Four solid revisions and a thorough wet towel beating by my sharpest critic, my wife, and my first query letter went out today. I fully expect a rejection. People say rejection builds character. One of my undergraduate professors told me that we all have to get the sock with the bar of soap (OK, that’s not exactly what he said, but it wasn’t far off). I think they’re full of it.
So, for all those in desperate need to read my awesome pitch, or on the off chance a masochistic agent stumbles on my blog, here is my pitch/query letter:
Dr. Helen Collins believes it’s just the flu when an unidentified epidemic spreads across the state. Infection leaves half the population without speech, but with an insatiable desire for human flesh. With a background in Sign Language, Collins becomes the voice for those no longer able to speak for themselves.
In the beginning, communities come together. Tacit support of her unofficial Sign Language seminar by her University opens communication between infected and uninfected friends and family members. Collins and the others learn to exist outside indulgence of their urges. However, looming elections lead candidates to suggest infected ‘Wretches’ are a blight on the economy. Wretches smart enough to go underground do so.
Collins’ Wretch identity is discovered after she speaks in favor of Wretch rights and against mob lynchings. Confronted with new social pressures, Collins concludes that her calling is no longer in the classroom. Instead, she forces Wretches to fight for their right to exist and Normals to acknowledge that right.

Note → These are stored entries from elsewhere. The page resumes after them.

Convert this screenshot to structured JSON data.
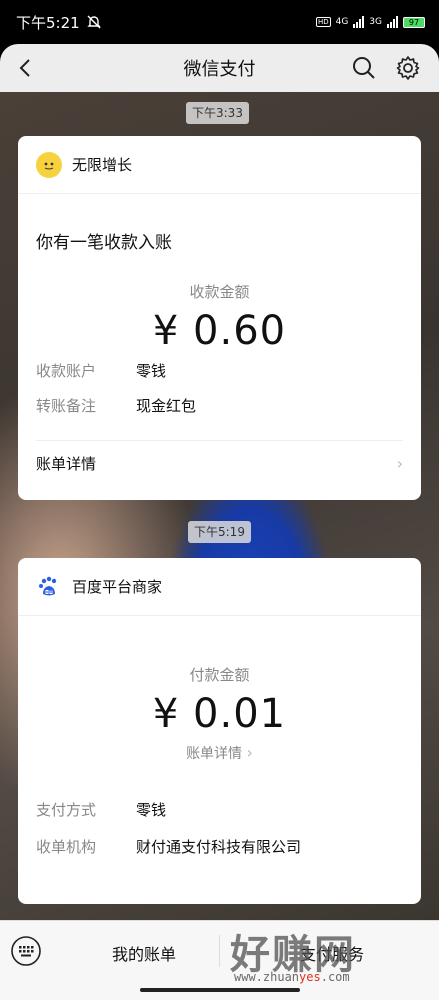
{
  "status": {
    "time": "下午5:21",
    "net1": "4G",
    "net2": "3G",
    "hd": "HD",
    "battery": "97"
  },
  "header": {
    "title": "微信支付"
  },
  "messages": [
    {
      "timestamp": "下午3:33",
      "merchant": "无限增长",
      "notice": "你有一笔收款入账",
      "amount_label": "收款金额",
      "amount": "¥ 0.60",
      "rows": [
        {
          "key": "收款账户",
          "value": "零钱"
        },
        {
          "key": "转账备注",
          "value": "现金红包"
        }
      ],
      "detail": "账单详情"
    },
    {
      "timestamp": "下午5:19",
      "merchant": "百度平台商家",
      "amount_label": "付款金额",
      "amount": "¥ 0.01",
      "detail_link": "账单详情",
      "rows": [
        {
          "key": "支付方式",
          "value": "零钱"
        },
        {
          "key": "收单机构",
          "value": "财付通支付科技有限公司"
        }
      ]
    }
  ],
  "bottom": {
    "my_bills": "我的账单",
    "second_item": "支付服务"
  },
  "watermark": {
    "text": "好赚网",
    "url_a": "www.zhuan",
    "url_b": "yes",
    "url_c": ".com"
  }
}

On the face of it, The Unpeople is a zombie story from the perspective of the zombie as target rather than aggressor. The Unpeople is at its core a story of ethnic conflict, gender politics, internal versus external Others, and government’s role in determining national identity (including democracies). The title is a play on the zombie ‘undead’ theme and Noam Chomsky’s term ‘unpeople’ describing groups erased from political discussion.
My background is in political theory with a master’s degree from University of Wisconsin-Milwaukee. I have several published nonfiction academic journal articles. Though winner of local writing contests, this is my first serious inquiry into more mainstream fiction.